The other-race effect (ORE) can be described as difficulties in discriminating between faces of ethnicities other than one's own, and can already be observed at approximately 9 months of age. Recent studies also showed that infants visually explore same-and other-race faces differently. However, it is still unclear whether infants' looking behavior for same- and other-race faces is related to their face discrimination abilities. To investigate this question we conducted a habituation-dishabituation experiment to examine Caucasian 9-month-old infants' gaze behavior, and their discrimination of same- and other-race faces, using eye-tracking measurements. We found that infants looked longer at the eyes of same-race faces over the course of habituation, as compared to other-race faces.
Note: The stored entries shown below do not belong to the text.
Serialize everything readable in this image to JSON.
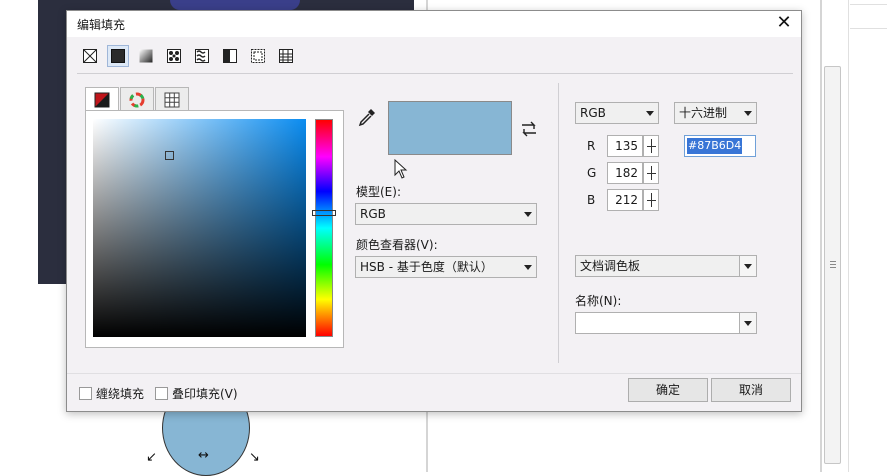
{
  "dialog": {
    "title": "编辑填充",
    "close_glyph": "✕",
    "fill_types": [
      "no-fill-icon",
      "uniform-fill-icon",
      "fountain-fill-icon",
      "vector-pattern-icon",
      "bitmap-pattern-icon",
      "two-color-pattern-icon",
      "texture-fill-icon",
      "postscript-fill-icon"
    ],
    "tabs": [
      "color-viewers-icon",
      "color-harmonies-icon",
      "color-palettes-icon"
    ]
  },
  "color": {
    "hex": "#87B6D4",
    "swatch_color": "#87b6d4"
  },
  "model": {
    "label": "模型(E):",
    "value": "RGB"
  },
  "viewer": {
    "label": "颜色查看器(V):",
    "value": "HSB - 基于色度（默认）"
  },
  "right": {
    "model_value": "RGB",
    "format_value": "十六进制",
    "channels": [
      {
        "label": "R",
        "value": "135"
      },
      {
        "label": "G",
        "value": "182"
      },
      {
        "label": "B",
        "value": "212"
      }
    ],
    "palette_value": "文档调色板",
    "name_label": "名称(N):",
    "name_value": ""
  },
  "bottom": {
    "wrap_fill": "缠绕填充",
    "overprint_fill": "叠印填充(V)",
    "ok": "确定",
    "cancel": "取消"
  }
}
After habituation, infants demonstrated a clear other-race effect by successfully discriminating between same-race faces, but not other-race faces. Importantly, the infants' ability to discriminate between same-race faces significantly correlated with their fixation time towards the eyes of same-race faces during habituation. Thus, our findings suggest that for infants old enough to begin exhibiting the ORE, gaze behavior during habituation is related to their ability to differentiate among same-race faces, compared to other-race faces.